Procurado pelo Metrópoles, o DF Legal se pronunciou por meio de nota. Segundo a pasta, a ação foi deflagrada na intenção de desobstruir as passagens de pedestres, galerias e frente dos comércios no local. “O espaço estava impedido de funcionar, inclusive durante o dia, devido à ocupação de pessoas em situação de rua, e não apenas durante o pernoite”, disse.

A secretaria disse, ainda que a operação “visa atender a um pedido da comunidade dessas regiões, trabalhadores e do setor produtivo”. Segundo a pasta, “pertences pessoais não estão sendo retidos ou apreendidos”, ao contrário do relatado pelos moradores.

A Polícia Militar, que estava apoiando a operação, disse que divulgaria informações ainda na tarde desta quarta-feira (28/7).

Ian Viana, presidente do Instituto No Setor, uma organização não governamental (ONG) que atua para garantir o direito à dignidade de pessoas em situação de rua no Setor Comercial Sul, diz que, assim que ficou sabendo da ação desta quarta-feira, dirigiu-se ao local.

 “Sabemos que o Estado tende a ser truculento com essas pessoas e nós fomos lá para acalmar os ânimos.
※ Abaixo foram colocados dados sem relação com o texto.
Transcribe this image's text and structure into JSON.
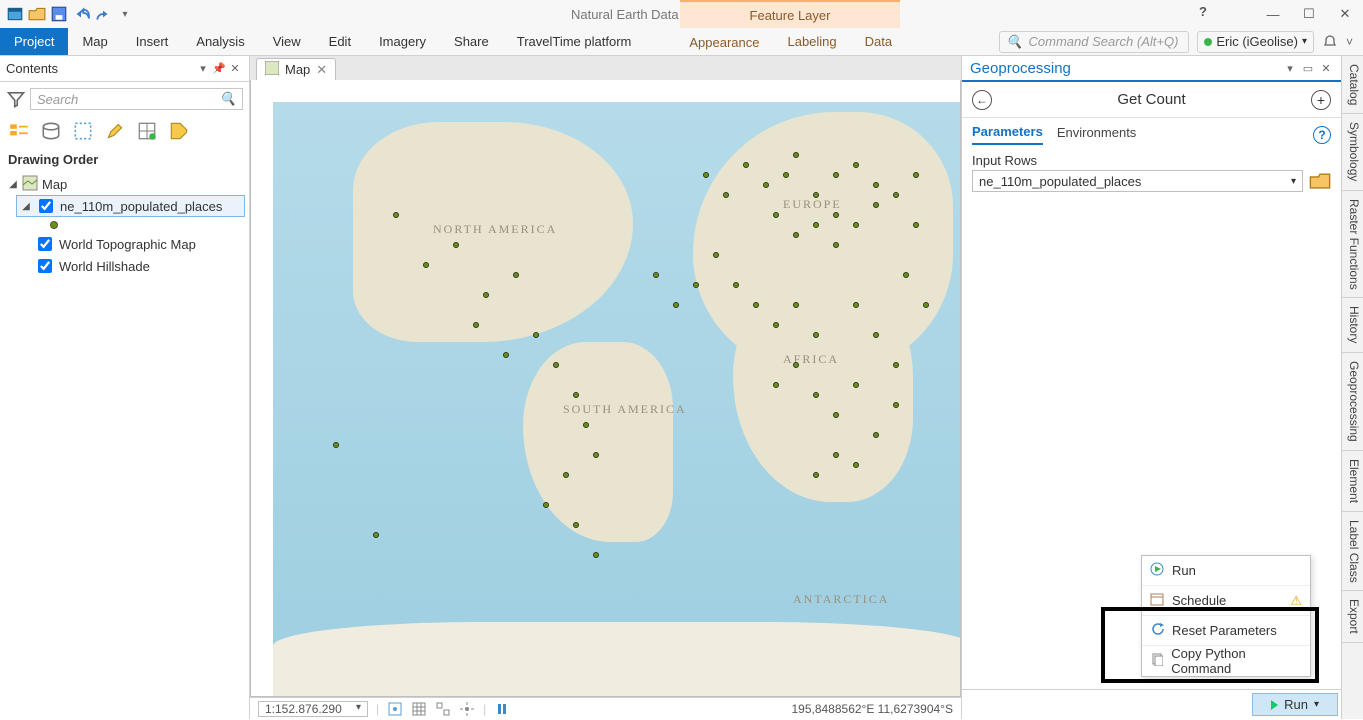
{
  "app": {
    "title": "Natural Earth Data - Map - ArcGIS Pro",
    "context_tab": "Feature Layer",
    "command_search_placeholder": "Command Search (Alt+Q)",
    "user": "Eric (iGeolise)"
  },
  "ribbon": {
    "tabs": [
      "Project",
      "Map",
      "Insert",
      "Analysis",
      "View",
      "Edit",
      "Imagery",
      "Share",
      "TravelTime platform"
    ],
    "context_tabs": [
      "Appearance",
      "Labeling",
      "Data"
    ]
  },
  "contents_panel": {
    "title": "Contents",
    "search_placeholder": "Search",
    "section": "Drawing Order",
    "layers": {
      "root": "Map",
      "l1": "ne_110m_populated_places",
      "l2": "World Topographic Map",
      "l3": "World Hillshade"
    }
  },
  "map_tab": {
    "label": "Map"
  },
  "map_labels": {
    "na": "NORTH AMERICA",
    "sa": "SOUTH AMERICA",
    "eu": "EUROPE",
    "af": "AFRICA",
    "an": "ANTARCTICA"
  },
  "status": {
    "scale": "1:152.876.290",
    "coords": "195,8488562°E 11,6273904°S"
  },
  "gp": {
    "title": "Geoprocessing",
    "tool": "Get Count",
    "tab_params": "Parameters",
    "tab_env": "Environments",
    "param_label": "Input Rows",
    "param_value": "ne_110m_populated_places",
    "run": "Run"
  },
  "ctxmenu": {
    "run": "Run",
    "schedule": "Schedule",
    "reset": "Reset Parameters",
    "copy": "Copy Python Command"
  },
  "side_tabs": [
    "Catalog",
    "Symbology",
    "Raster Functions",
    "History",
    "Geoprocessing",
    "Element",
    "Label Class",
    "Export"
  ]
}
A ação contrariou uma determinação do Ministério Público, com tomada de pertences pessoais, como cobertores e panelas. Estamos preparando uma nova ação para denunciar isso. Vamos acionar judicialmente os responsáveis”, afirmou.

O Instituto No Setor ocupa o SCS há três anos, com atividades de cultura, turismo, meio ambiente e ações sociais, promovendo, principalmente, o fortalecimento de vínculos e o incentivo ao trabalho com os moradores de rua.
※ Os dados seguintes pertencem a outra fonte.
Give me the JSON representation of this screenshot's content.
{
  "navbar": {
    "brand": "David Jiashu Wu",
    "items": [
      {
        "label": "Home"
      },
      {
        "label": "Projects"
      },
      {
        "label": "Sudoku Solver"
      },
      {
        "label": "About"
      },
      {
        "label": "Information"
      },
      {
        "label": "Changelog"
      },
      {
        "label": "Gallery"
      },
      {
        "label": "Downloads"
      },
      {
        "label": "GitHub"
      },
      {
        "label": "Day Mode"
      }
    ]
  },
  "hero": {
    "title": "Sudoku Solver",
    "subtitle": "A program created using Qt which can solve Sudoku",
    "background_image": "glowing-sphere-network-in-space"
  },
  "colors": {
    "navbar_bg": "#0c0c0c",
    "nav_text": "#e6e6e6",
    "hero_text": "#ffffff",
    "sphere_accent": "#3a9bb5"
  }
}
Desde o início da pandemia, no entanto, o trabalho da ONG ficou focado nas campanhas de doações de alimentos e produtos, na manutenção do banheiro público na quadra 5 do Setor Comercial Sul e na criação de um sistema de informações dos moradores.

“A gente faz rodas de conversas e atividades de criação de vínculo. Nós integramos as pessoas em ações como a horta comunitária no local”, detalhou Ian.